Side effects reported in M3Q responses (n = 156).
| Side effecta | n (%) |
|---|---|
| Felt tired during the day | 107 (68.6) |
| Felt anxious | 91 (58.3) |
| Had difficulties waking up fresh in the morning | 90 (57.7) |
| Felt agitated | 80 (51.3) |
| Felt sad | 80 (51.3) |
| Gained weight | 63 (40.4) |
| Felt weak | 56 (35.9) |
| Lost interest in enjoyable things | 53 (34.0) |
| Had difficulty staying awake during the day | 47 (30.1) |
| Been more thirsty than usual | 47 (30.1) |
| Less interested in sex | 45 (28.8) |
| Arms or legs been shaky | 44 (28.2) |
| Felt drugged or like a zombie | 43 (27.6) |
| Needed to go to the toilet often | 42 (26.9) |
| Restless legs | 42 (26.9) |
| Felt more hungry than usual | 41 (26.3) |
| Found that words do not come out clearly | 40 (25.6) |
| Vision been blurry | 36 (23.1) |
| Sweating more than usual | 35 (22.4) |
| Eyes felt dry and gritty | 28 (17.9) |
| Stools been hard or difficult to pass | 27 (17.3) |
| Found it difficult to enjoy sex | 26 (16.7) |
| Found it difficult to swallow | 24 (15.4) |
| Have experienced fits or jerks | 22 (14.1) |
| Have diabetes | 22 (14.1) |
| Been unable to reach orgasm | 19 (12.2) |
| Have been told that blood sugar levels are high | 19 (12.2) |
| Think some food tastes different or odd | 16 (10.3) |
| Skin been more sensitive to the sun | 16 (10.3) |
| Noticed a change in blood sugar levels | 10 (6.4) |
| Noticed areas of darker skin | 9 (5.8) |
| Areas around nipples sore or swollen | 4 (2.6) |
| Any other side effects not listedb | 29 (18.6) |
| No side effects from list selectedc | 14 (9.0) |
Individual side effects—see M3Q tool for higher order categories.

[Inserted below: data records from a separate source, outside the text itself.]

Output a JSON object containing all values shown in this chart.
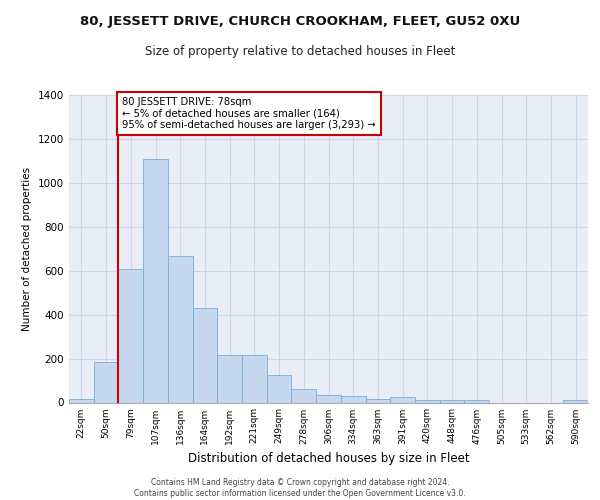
{
  "title": "80, JESSETT DRIVE, CHURCH CROOKHAM, FLEET, GU52 0XU",
  "subtitle": "Size of property relative to detached houses in Fleet",
  "xlabel": "Distribution of detached houses by size in Fleet",
  "ylabel": "Number of detached properties",
  "bin_labels": [
    "22sqm",
    "50sqm",
    "79sqm",
    "107sqm",
    "136sqm",
    "164sqm",
    "192sqm",
    "221sqm",
    "249sqm",
    "278sqm",
    "306sqm",
    "334sqm",
    "363sqm",
    "391sqm",
    "420sqm",
    "448sqm",
    "476sqm",
    "505sqm",
    "533sqm",
    "562sqm",
    "590sqm"
  ],
  "bar_values": [
    15,
    185,
    610,
    1110,
    665,
    430,
    215,
    215,
    125,
    60,
    35,
    30,
    15,
    25,
    10,
    10,
    10,
    0,
    0,
    0,
    10
  ],
  "bar_color": "#c5d8f0",
  "bar_edge_color": "#7aadd4",
  "grid_color": "#d0d5e8",
  "background_color": "#e8edf8",
  "vline_bin_index": 2,
  "vline_color": "#cc0000",
  "annotation_text": "80 JESSETT DRIVE: 78sqm\n← 5% of detached houses are smaller (164)\n95% of semi-detached houses are larger (3,293) →",
  "annotation_box_color": "#cc0000",
  "footer_line1": "Contains HM Land Registry data © Crown copyright and database right 2024.",
  "footer_line2": "Contains public sector information licensed under the Open Government Licence v3.0.",
  "ylim": [
    0,
    1400
  ],
  "yticks": [
    0,
    200,
    400,
    600,
    800,
    1000,
    1200,
    1400
  ]
}
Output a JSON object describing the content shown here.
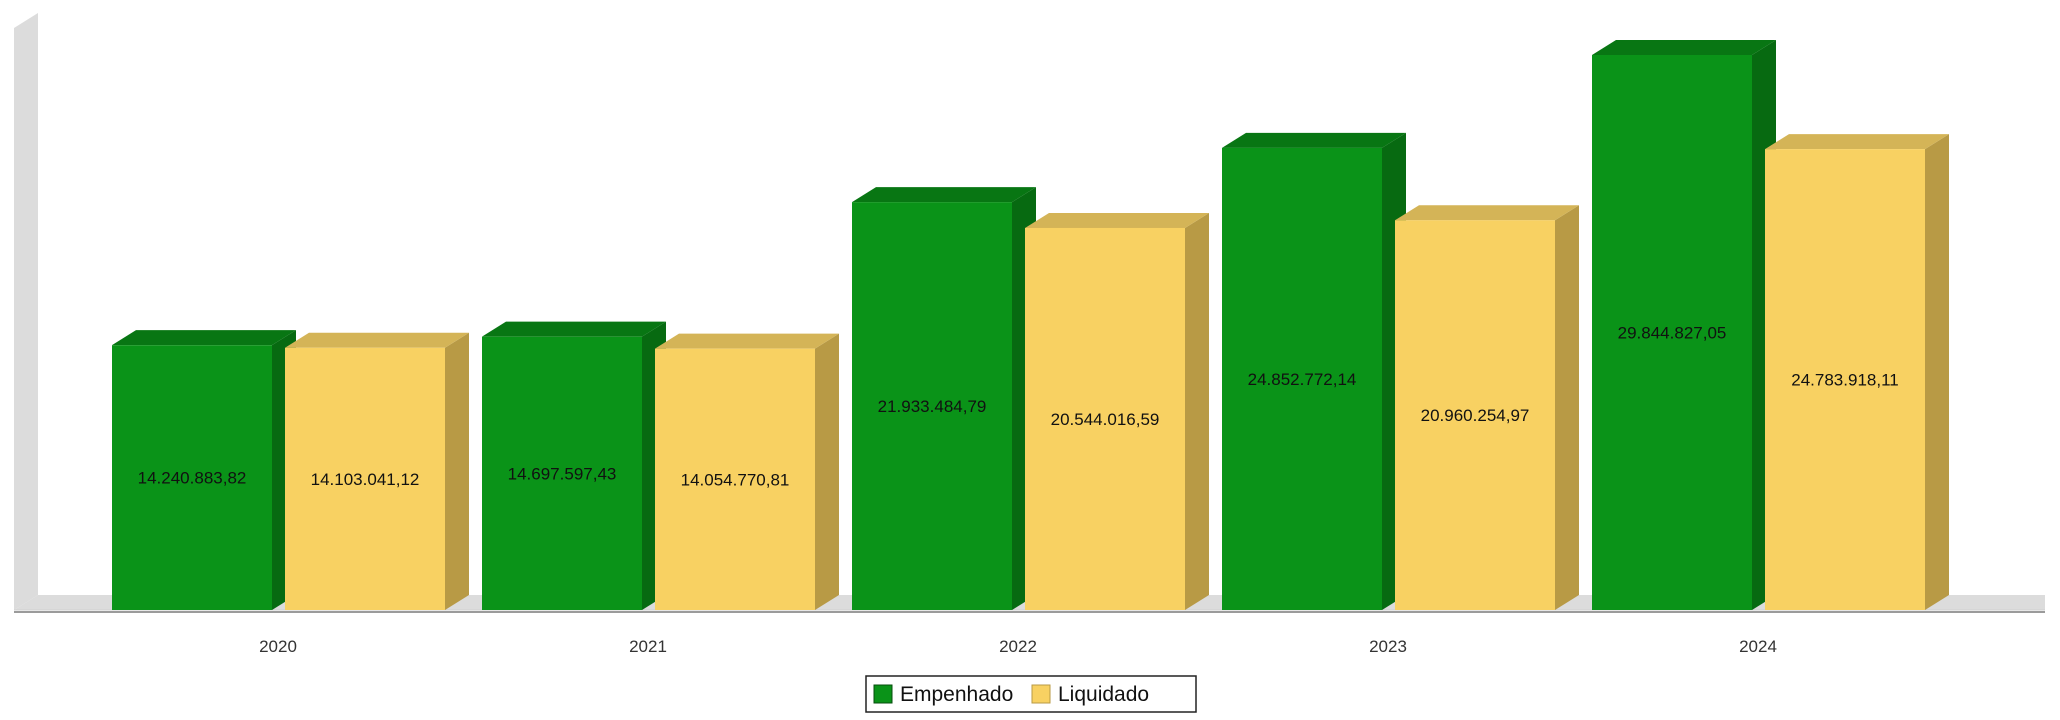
{
  "chart_data": {
    "type": "bar",
    "style": "3d",
    "title": "",
    "xlabel": "",
    "ylabel": "",
    "categories": [
      "2020",
      "2021",
      "2022",
      "2023",
      "2024"
    ],
    "series": [
      {
        "name": "Empenhado",
        "values": [
          14240883.82,
          14697597.43,
          21933484.79,
          24852772.14,
          29844827.05
        ],
        "labels": [
          "14.240.883,82",
          "14.697.597,43",
          "21.933.484,79",
          "24.852.772,14",
          "29.844.827,05"
        ],
        "color": "#0a9318"
      },
      {
        "name": "Liquidado",
        "values": [
          14103041.12,
          14054770.81,
          20544016.59,
          20960254.97,
          24783918.11
        ],
        "labels": [
          "14.103.041,12",
          "14.054.770,81",
          "20.544.016,59",
          "20.960.254,97",
          "24.783.918,11"
        ],
        "color": "#f8d162"
      }
    ],
    "ylim": [
      0,
      29844827.05
    ],
    "grid": false,
    "y_axis_labels": false,
    "legend_position": "bottom-center"
  }
}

Xerostomia and nausea were the most reported ‘other’ side effects.
Unable to determine if missing data or participant not experiencing any side effects.
3.3. Most Bothersome Side Effects and Intention to Cease Medications
Of 156 consumer participants who completed the Initial Health Review, 95.5% (n = 149) ranked at least one side effect in the ranking section of the M3Q. The remaining participants did not conduct any ranking and were classified as missing data for this question. The rank sum identified that the three most‐bothersome categories of side effects were ‘mood’, ‘sleep‐related issues’ and ‘weight and appetite changes’. The full ranking of categories of side effects is shown in Table 5. When asked about how frequently the most bothersome side effect was experienced, the majority (73.7%, n = 115) reported that they experienced the side effect on a daily basis. Twenty‐two participants (14.1%) experienced the side effect weekly, and nine participants (5.8%) experienced the side effect monthly.
Table 5.
Ranking of side effect categories considered most bothersome (n = 156).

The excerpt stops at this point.